The unlikely odyssey is arranged by Edge of Arabia and Art Jameel. It will see more than 100 creatives take cross-continental trips by the time it wraps up in 2017.
 
“We wanted to connect two great centres of ideology and powerhouses of history-making: the Islamic World, centred on Saudi Arabia, and the consumer capitalism of America,” Edge of Arabia’s co-founder Stephen Stapleton told Middle East Eye (MEE).
 
“For us, artists are story-tellers, and this is a format that allows them to travel between each other’s worlds and bring fresh perspectives. Without this, we are saturated with conventional journalistic story-telling, with its focus on violence, religious extremism and so-called clashes of civilisation.”
 
One of the participants, Palestinian artist Yazan Khalili, will visit three US towns called Palestine – in Michigan, Ohio and Texas. Another, Bahrain-based artist Faisal Samra, will examine why tribesmen on the Pine Ridge Indian Reservation in South Dakota eschew state housing projects.
 
Visitors to the Armory Show, an annual modern art fair held in New York in March, watched in amusement at the traditionally-dressed Iranian-American artist Darvish Fakhr “gliding” on his flying carpet – a Persian rug atop a motorized skateboard.
 
In the other direction, US artist Matthew Mazzotta is in Jeddah, working to revive more than a dozen buildings in the coastal Saudi city’s old town – a crumbling, cosmopolitan warren of alleys, spice stalls and hookah bars that is reminiscent of the Arabian Nights saga.
 
Palestinian filmmaker Husam Al-Sayed, who was born and raised in Saudi, has also gained from the scheme.
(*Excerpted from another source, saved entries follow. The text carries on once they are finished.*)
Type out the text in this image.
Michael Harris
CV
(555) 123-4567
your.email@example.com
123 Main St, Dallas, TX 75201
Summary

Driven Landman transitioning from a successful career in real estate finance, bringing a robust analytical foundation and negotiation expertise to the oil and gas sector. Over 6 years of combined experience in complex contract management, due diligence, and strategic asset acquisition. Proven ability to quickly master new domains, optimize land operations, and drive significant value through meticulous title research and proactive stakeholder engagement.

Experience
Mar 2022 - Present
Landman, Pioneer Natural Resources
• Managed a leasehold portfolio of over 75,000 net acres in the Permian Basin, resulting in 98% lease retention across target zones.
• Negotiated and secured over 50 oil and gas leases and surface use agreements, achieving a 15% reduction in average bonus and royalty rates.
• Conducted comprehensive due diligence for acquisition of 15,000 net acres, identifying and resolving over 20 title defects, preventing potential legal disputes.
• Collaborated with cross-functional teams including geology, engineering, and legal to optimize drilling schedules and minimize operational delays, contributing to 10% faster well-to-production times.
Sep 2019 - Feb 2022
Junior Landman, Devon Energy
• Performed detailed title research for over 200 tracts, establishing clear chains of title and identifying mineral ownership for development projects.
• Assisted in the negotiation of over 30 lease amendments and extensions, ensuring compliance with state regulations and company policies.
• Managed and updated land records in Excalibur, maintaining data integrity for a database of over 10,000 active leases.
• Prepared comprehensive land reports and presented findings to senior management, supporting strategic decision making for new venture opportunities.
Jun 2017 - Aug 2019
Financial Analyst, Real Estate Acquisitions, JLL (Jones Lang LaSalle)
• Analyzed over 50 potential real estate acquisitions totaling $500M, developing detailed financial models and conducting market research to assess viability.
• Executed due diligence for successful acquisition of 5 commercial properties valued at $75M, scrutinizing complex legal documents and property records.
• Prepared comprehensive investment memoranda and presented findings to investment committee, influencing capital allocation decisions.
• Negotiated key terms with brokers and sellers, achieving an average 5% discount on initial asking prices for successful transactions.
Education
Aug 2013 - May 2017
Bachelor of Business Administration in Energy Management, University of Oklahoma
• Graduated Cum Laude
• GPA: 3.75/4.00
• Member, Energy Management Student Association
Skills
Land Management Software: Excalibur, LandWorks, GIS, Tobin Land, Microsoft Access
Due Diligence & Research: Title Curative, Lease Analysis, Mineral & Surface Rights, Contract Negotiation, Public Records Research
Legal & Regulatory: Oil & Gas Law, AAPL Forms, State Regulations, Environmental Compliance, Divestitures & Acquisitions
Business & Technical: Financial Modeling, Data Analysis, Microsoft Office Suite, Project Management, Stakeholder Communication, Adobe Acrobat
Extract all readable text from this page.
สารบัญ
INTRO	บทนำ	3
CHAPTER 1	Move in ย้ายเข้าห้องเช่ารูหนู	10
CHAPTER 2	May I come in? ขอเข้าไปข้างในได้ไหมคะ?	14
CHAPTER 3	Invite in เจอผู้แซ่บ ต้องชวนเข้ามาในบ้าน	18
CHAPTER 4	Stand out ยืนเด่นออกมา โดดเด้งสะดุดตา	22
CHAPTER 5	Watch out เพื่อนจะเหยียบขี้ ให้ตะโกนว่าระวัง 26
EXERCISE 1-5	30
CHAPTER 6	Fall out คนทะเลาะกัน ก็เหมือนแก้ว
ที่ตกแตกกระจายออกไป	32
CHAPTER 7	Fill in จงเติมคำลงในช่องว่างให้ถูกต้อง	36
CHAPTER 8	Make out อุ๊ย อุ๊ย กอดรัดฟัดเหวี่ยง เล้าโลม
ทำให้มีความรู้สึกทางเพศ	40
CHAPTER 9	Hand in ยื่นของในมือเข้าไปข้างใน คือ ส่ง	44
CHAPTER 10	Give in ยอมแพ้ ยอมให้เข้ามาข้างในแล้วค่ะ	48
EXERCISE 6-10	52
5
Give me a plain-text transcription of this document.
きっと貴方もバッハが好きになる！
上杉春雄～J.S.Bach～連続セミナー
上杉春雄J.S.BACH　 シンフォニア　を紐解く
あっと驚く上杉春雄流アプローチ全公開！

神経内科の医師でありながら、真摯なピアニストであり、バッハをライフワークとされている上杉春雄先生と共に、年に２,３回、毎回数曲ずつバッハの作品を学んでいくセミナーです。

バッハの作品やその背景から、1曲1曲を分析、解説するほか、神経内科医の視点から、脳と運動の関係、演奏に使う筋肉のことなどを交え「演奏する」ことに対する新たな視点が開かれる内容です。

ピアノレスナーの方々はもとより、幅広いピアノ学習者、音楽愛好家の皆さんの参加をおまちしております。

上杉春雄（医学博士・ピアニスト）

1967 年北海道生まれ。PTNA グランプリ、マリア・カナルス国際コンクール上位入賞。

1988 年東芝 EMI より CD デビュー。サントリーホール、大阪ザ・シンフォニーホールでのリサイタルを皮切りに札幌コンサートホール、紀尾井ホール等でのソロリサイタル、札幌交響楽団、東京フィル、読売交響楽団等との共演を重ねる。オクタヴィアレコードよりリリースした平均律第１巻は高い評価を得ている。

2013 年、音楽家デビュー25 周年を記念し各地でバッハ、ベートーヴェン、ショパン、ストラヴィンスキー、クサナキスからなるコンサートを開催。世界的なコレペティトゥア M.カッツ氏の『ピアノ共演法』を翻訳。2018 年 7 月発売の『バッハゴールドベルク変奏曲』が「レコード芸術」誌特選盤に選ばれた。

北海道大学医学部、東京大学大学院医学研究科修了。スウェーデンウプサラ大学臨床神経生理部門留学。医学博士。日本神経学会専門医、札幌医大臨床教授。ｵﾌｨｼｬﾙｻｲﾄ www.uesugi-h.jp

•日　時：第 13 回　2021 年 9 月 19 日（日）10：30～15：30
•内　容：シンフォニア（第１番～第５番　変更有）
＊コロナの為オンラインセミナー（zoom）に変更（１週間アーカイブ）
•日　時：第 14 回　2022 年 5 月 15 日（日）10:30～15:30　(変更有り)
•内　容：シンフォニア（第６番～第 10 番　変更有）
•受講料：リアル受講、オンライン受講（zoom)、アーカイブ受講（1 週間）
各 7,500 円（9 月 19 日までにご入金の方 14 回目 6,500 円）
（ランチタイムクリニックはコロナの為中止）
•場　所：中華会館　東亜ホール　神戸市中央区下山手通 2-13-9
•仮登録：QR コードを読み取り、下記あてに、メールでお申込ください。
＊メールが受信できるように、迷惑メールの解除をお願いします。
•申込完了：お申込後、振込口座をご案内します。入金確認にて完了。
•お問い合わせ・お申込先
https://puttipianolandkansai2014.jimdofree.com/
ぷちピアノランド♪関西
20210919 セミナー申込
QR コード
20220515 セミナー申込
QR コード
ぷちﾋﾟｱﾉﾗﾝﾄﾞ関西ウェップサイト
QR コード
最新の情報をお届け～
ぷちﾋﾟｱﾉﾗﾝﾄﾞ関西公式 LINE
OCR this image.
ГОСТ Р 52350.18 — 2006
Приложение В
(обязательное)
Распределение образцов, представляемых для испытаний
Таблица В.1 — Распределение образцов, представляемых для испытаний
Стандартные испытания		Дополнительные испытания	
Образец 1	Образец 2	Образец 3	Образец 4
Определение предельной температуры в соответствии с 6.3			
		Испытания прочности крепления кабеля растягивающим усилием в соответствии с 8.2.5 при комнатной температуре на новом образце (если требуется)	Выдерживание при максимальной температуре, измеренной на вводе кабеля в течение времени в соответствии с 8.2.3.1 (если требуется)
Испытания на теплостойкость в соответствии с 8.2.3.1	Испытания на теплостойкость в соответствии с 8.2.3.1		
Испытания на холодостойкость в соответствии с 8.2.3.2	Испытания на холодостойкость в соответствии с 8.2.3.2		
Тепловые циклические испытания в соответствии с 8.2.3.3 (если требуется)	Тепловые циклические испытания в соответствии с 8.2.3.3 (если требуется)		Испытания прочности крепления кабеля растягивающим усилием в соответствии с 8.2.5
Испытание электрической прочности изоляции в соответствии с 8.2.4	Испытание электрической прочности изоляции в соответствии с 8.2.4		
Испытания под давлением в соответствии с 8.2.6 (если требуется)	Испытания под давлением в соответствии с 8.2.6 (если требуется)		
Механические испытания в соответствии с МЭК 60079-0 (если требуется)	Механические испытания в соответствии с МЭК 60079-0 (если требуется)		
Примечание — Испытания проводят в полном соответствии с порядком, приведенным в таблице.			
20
Back in Jeddah, he helps run the satirical online video network Telfaz11. In Manhattan, the skyline has re-kindled his creativity.
 
“New York is very generous for filmmakers,” the shaven-headed 30-year-old told MEE. “I’m a street photographer, I thrive on street life, and it’s challenging to do that back in Saudi Arabia. It’s my passion, and I’ve found it here.”
 
Once in New York, al-Sayed met Brian Zegeer and made a documentary about the American artist’s Arab roots and efforts to save the remnants of “Little Syria” – an area of lower Manhattan that was home to Levantine immigrants from the 1880s to the 1940s.